Connie Willis does a fantastic job of slowly building up her world and her characters, of making readers care for them, flawed as they may be, and then cranking things up to eleven on the emotion scale. I cried almost constantly throughout the last quarter of the book for various reasons. Characters dying, characters showing incredible courage, humanity working together in spite of terrible odds… It’s true I may have been a bit more susceptible to scenes like that because we’re dealing with similar situations in our world. Doctors working without sleep for days, nurses trying to make very ill patients as comfortable as possible, regardless of the danger to themselves – it’s all here in this book and it’s happening in our world right now too! And because now I know just how close to home Connie Willis hit with her fictional tale, I was all the more weepy.

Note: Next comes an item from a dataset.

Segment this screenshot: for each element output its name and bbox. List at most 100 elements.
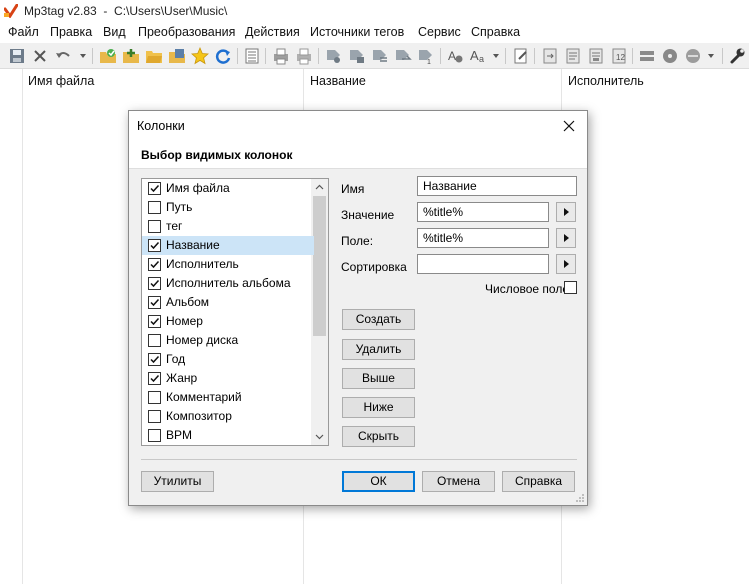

If you’re currently reading only books to escape the real world, steer clear away from this one. But once this Corona pandemic is over and we have returned to some kind of normality (however that will look), I urge you to pick this up. It didn’t win a Hugo and a Nebula for nothing. This book makes me understand why Willis has so many die hard fans and why she keeps getting nominated for awards. It will proably be a while until I dare to pick up another book by her because I can only handle so many emotions at a time, but after reading Doomsday Book, I fully plan on reading her entire back catalogue. What a an amazing book!